Seperti kencang dalam berita-berita nasional di TV dan internet, dikarenakan kenaikan harga kedelai melambung tinggi dari Rp9.000/kg menjadi Rp11.500/kg. karena itulah pedagang dan pembuat tahu, serta tempe mengadakan mogok massal.
Bagaimana dengan di Palangka Raya? Serupa tapi tak sama dengan pedagang di Jabotabek. Pedagang tahu, tempe dan susu kedelai menjerit terhadap kenaikan (lagi) harga kedelai. Kenapa LAGI? Karena pada akhir tahun 2021 hingga awal 2022 sudah terjadi kenaikan harga kedelai, yang saat itu di Jabotabek juga terjadi kelangkaan tahu tempe karena pedagang dan produsen mogok massal.

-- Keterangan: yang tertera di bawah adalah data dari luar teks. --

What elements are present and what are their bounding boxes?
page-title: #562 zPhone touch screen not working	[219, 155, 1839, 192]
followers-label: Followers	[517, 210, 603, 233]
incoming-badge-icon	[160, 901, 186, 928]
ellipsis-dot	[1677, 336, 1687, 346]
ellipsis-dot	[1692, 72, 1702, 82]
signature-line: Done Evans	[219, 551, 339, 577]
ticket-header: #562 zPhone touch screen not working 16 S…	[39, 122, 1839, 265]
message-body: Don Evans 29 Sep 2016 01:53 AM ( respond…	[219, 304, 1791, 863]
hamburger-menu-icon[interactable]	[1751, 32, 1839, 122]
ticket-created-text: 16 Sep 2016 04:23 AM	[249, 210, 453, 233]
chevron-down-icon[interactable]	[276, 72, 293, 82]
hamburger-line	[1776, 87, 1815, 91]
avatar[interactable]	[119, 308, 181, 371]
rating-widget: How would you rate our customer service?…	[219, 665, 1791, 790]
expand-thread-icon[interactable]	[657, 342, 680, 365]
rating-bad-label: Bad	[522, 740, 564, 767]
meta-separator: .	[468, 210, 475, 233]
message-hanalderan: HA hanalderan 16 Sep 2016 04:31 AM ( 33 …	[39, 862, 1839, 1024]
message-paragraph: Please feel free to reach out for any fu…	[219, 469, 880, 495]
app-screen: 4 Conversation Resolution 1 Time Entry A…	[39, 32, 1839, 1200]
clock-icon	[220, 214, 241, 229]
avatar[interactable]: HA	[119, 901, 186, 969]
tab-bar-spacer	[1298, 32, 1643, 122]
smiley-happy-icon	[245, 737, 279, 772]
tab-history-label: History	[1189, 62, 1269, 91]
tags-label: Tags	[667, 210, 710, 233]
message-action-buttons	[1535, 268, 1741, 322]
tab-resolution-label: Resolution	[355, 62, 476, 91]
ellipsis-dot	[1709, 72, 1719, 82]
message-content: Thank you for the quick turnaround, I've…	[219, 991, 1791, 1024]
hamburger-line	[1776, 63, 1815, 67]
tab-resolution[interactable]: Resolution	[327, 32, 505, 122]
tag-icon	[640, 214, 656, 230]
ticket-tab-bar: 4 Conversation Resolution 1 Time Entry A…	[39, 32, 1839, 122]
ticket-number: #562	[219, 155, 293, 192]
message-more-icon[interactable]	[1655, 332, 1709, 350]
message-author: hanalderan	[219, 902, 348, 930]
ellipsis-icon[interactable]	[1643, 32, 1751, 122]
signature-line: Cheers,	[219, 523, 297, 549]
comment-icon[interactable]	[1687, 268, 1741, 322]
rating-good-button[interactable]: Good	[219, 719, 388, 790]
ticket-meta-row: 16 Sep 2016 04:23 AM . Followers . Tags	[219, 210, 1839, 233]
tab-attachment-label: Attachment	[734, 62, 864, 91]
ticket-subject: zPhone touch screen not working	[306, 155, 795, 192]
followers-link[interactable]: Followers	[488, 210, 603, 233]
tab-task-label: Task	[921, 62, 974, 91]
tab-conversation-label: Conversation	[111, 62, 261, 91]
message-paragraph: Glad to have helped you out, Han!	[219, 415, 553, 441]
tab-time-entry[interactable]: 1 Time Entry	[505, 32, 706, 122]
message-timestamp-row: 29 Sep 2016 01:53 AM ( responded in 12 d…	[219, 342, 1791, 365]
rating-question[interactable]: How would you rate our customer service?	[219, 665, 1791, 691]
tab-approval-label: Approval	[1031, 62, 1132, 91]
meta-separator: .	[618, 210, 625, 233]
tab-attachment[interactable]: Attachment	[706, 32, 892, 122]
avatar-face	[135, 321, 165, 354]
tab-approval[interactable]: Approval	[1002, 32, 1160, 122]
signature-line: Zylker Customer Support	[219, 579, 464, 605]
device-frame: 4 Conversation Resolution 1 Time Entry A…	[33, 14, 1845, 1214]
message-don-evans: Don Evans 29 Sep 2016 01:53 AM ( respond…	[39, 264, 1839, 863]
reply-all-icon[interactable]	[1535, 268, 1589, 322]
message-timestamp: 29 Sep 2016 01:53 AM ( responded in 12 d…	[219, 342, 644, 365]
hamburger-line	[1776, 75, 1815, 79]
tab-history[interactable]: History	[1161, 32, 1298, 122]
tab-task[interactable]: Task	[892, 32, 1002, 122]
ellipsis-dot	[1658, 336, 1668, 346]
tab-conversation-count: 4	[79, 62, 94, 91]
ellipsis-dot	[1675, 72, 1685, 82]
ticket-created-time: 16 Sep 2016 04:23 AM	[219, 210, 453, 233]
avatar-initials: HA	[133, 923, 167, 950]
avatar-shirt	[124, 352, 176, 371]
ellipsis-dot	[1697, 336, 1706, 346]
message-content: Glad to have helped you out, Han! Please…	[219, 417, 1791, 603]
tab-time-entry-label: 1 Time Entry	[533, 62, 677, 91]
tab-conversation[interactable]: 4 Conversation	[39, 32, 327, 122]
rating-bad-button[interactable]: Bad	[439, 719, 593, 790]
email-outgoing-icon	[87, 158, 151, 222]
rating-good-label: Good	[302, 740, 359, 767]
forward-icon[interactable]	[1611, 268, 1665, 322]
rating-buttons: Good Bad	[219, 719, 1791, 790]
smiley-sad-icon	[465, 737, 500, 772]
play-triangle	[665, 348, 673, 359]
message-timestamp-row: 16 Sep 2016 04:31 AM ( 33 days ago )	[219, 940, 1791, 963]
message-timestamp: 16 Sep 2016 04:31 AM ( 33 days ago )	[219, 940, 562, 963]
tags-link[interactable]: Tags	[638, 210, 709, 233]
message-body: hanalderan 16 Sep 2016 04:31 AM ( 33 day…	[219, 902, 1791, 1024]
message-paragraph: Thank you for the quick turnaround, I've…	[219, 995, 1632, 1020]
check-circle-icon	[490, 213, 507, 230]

Bersumber dari Kemendag: Kompas.com bahwa harga kedelai di tingkat pengimport Januari 2021 Rp 8000/kg, lalu Januari 2022 naik Rp. 11.000/kg, Februari 2022 naik lagi Rp.12.000/kg, akankah terjadi kenaikan lagi bulan Maret, April dan seterusnya? Karena kalua sudah terjadi kenaikan susah untuk turun lagi.
Padahal Stok kedelai Impor Nasional pada Januari 2022 mencapai 400.000 ton yang diperkirakan untuk masa dua bulan belum habis bulan Februari sudah naik setiap hari. Suatu angka yang fantastis terhitung untuk kebutuhan impor kedelai saja.
Berdasarkan hasil survei penulis dengan pedagang tahu, dikatakan apabila 1 kg kedelai sampai saat ini Rp11.500/kg maka dengan 10 kg kedelai seharga Rp115.000 menghasilkan uang Rp140.000, jadi hanya terdapat keuntungan Rp35.000. Itu belum termasuk biaya listrik sebagai tenaga gilingan/selep kedelai, biaya bahan bakar dan biaya tenaga kerja pembuat, serta biaya bahan bakar saat pemasaran.
Hal tersebut juga dikeluhkan pedagang tempe, hanya biaya listrik untuk giling untuk memecah kedelai saja dan tidak sebanyak produsen tahu.